Let $R$ be the annulus $1/4\leq x^2+y^2\leq 4$ and $u$ satisfy the boundary conditions $u\left(r=2,\theta\right) = \cos3\theta$ and $u\left(r=1/2,\theta\right) = 1$. Find a suitable analytic function in $R$ and deduce the solution for $u$. Note: I can't use separation of variables.

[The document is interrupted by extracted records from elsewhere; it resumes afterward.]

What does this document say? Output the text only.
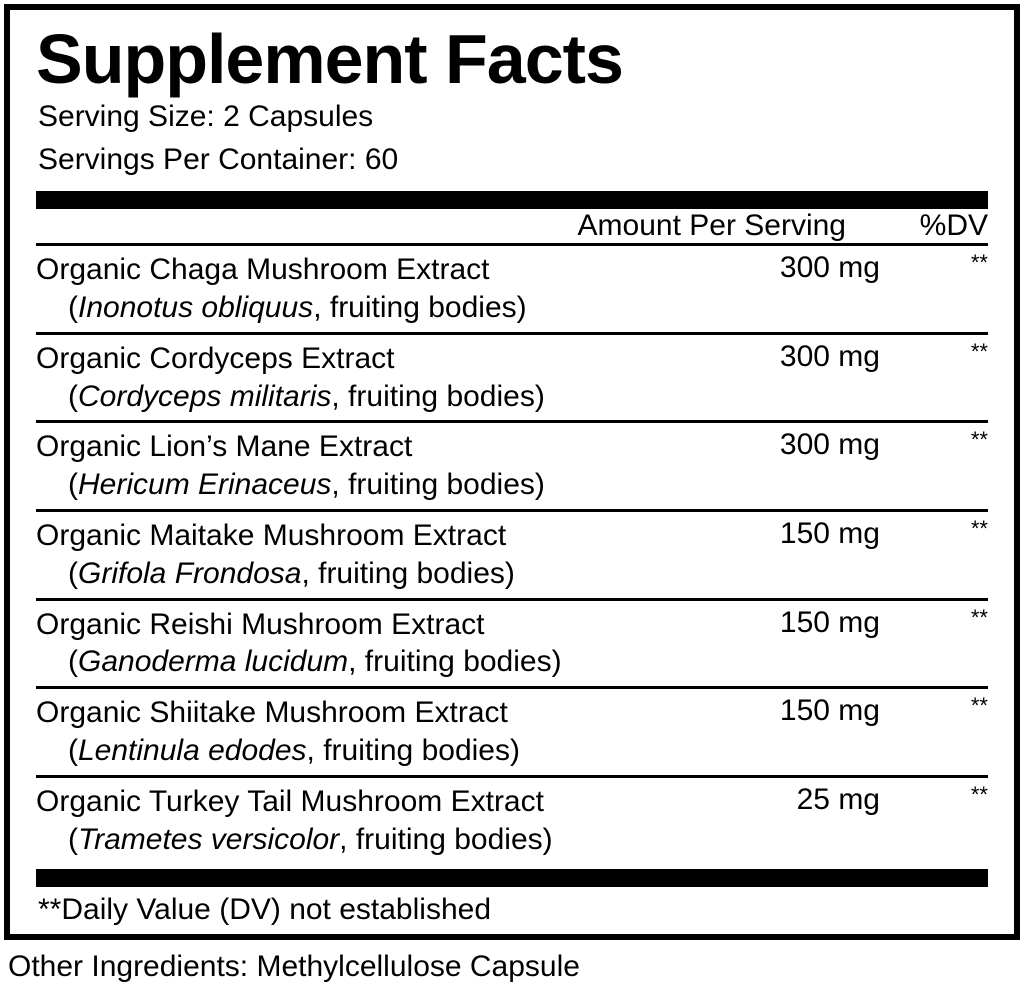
Supplement Facts
Serving Size: 2 Capsules
Servings Per Container: 60
Amount Per Serving		%DV

Organic Chaga Mushroom Extract
(Inonotus obliquus, fruiting bodies)	300 mg	**

Organic Cordyceps Extract
(Cordyceps militaris, fruiting bodies)	300 mg	**

Organic Lion’s Mane Extract
(Hericum Erinaceus, fruiting bodies)	300 mg	**

Organic Maitake Mushroom Extract
(Grifola Frondosa, fruiting bodies)	150 mg	**

Organic Reishi Mushroom Extract
(Ganoderma lucidum, fruiting bodies)	150 mg	**

Organic Shiitake Mushroom Extract
(Lentinula edodes, fruiting bodies)	150 mg	**

Organic Turkey Tail Mushroom Extract
(Trametes versicolor, fruiting bodies)	25 mg	**
**Daily Value (DV) not established
Other Ingredients: Methylcellulose Capsule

As I understand, determining a complex function $f\left(z\right)$ such that $u\equiv\mathfrak{R}\left[f\left(z\right)\right]$ satisfies Laplace's equation should suffice for this problem. My way of going about it is that $f$ should have two "parts", each corresponding to a specific boundary condition. In particular, for the B.C. at $r=2$, we must have something involving powers of $z$ (so that a $\theta$ dependence is introduced). Meanwhile, for the B.C. at $r=1/2$, we should have something like $C\log z+ D$ so that a $\theta$ dependence is eliminated. So, the overall function should come out (in a general form) to be
\begin{equation} f\left(z\right) = Az^n + \dfrac{B}{z^n}+ C\log z+D. \end{equation}
In fact, if we take the real part of $f$ and compare to the boundary conditions, we can obtain
\begin{equation} u\left(r,\theta\right) \equiv \mathfrak{R}\left[f\right] = \left(\dfrac{512}{4095}r^3 - \dfrac{8}{4095r^3}\right)\cos 3\theta - \dfrac{\ln r}{2\ln 2} +\dfrac{1}{2}. \end{equation}
which is actually harmonic (i.e. satisfies $\Delta u=0$) across the annulus given (and everywhere else except at $z=0$ where the logarithm is undefined anyways). Note, however, that $f$ is NOT analytic on $R$ because $\log z$ is discontinuous across the negative real line (or however else we construct our branch cut). How does one resolve this?